CLABSIs are a burden in hospitals around the world, increasing length of stay, hospital costs, morbidity and mortality, says senior study author Sean M. Berenholtz, M.D., M.H.S., a professor of anesthesiology and critical care medicine at the Johns Hopkins University School of Medicine, and physician director of inpatient safety and quality for the Armstrong Institute. The World Health Organization (WHO) estimated the incidence of these infections to be 12.2 infections per 1,000 central-line days -- a rate two- to threefold higher than rates reported among intensive care units in Western countries, and associated with a crude excess mortality of 14.7 percent to 23.6 percent, he says.
"Despite growing awareness, many hospitals around the world continue to struggle in their efforts to meaningfully reduce their CLABSI rates in a sustained manner," Berenholtz says. "In addition, hospitals and health care systems in the Middle East have unique barriers to implementing quality improvement programs, such as challenges with staff recruitment and retention, and personnel fearful of punitive repercussions from speaking up regarding patient safety concerns. In our study, bringing all stakeholders to the same table allowed everyone to share their concerns and ensure their voices were heard."
In addition, SEHA leadership provided ongoing support, such as establishing a commitment to a goal of zero CLABSIs, updating the requirements for infection prevention specialist nurses to be in line with international standards, and convening a new CLABSI taskforce and developing a CLABSI prevention policy across hospitals.
The work builds on earlier efforts by Johns Hopkins patient safety experts to reduce CLABSIs at Johns Hopkins hospitals and elsewhere, using steps that went beyond using a checklist of evidence-based practices and a comprehensive safety program to address culture change and performance feedback.
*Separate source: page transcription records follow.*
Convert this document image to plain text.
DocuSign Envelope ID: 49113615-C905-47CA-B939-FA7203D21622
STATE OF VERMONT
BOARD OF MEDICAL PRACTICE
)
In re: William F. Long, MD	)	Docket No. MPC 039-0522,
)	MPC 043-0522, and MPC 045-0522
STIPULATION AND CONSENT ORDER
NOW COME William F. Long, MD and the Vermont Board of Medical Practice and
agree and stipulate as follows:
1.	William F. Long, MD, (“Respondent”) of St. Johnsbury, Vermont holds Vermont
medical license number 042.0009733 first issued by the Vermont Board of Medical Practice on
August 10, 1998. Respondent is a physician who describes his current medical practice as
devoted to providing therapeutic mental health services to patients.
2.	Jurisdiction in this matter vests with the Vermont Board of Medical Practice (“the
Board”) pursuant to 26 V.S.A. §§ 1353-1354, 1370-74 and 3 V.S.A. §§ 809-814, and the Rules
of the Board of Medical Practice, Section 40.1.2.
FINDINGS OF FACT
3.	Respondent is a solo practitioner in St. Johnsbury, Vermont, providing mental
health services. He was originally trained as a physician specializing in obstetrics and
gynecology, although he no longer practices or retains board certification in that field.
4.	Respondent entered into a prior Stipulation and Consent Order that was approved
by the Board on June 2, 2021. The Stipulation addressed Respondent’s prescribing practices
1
In one example, the Keystone ICU Project, adopting these measures resulted in a 66 percent reduction in CLABSIs across 103 Michigan ICUs. These results were sustained for more than three years, and they were associated with significant decreases in mortality and costs, along with improvements in the safety climate, according to Armstrong Institute specialists.
The Keystone ICU Project's success prompted spread of the CLABSI prevention program to more than 1,000 ICUs in 45 U.S. states, and in the United Kingdom and Spain, in partnership with the WHO. The U.S. portion of the program, completed in 2012, reduced the rate of bloodstream infections in ICUs by 40 percent, saved more than 500 lives, prevented more than 2,000 bloodstream infections and averted $34 million in health care costs.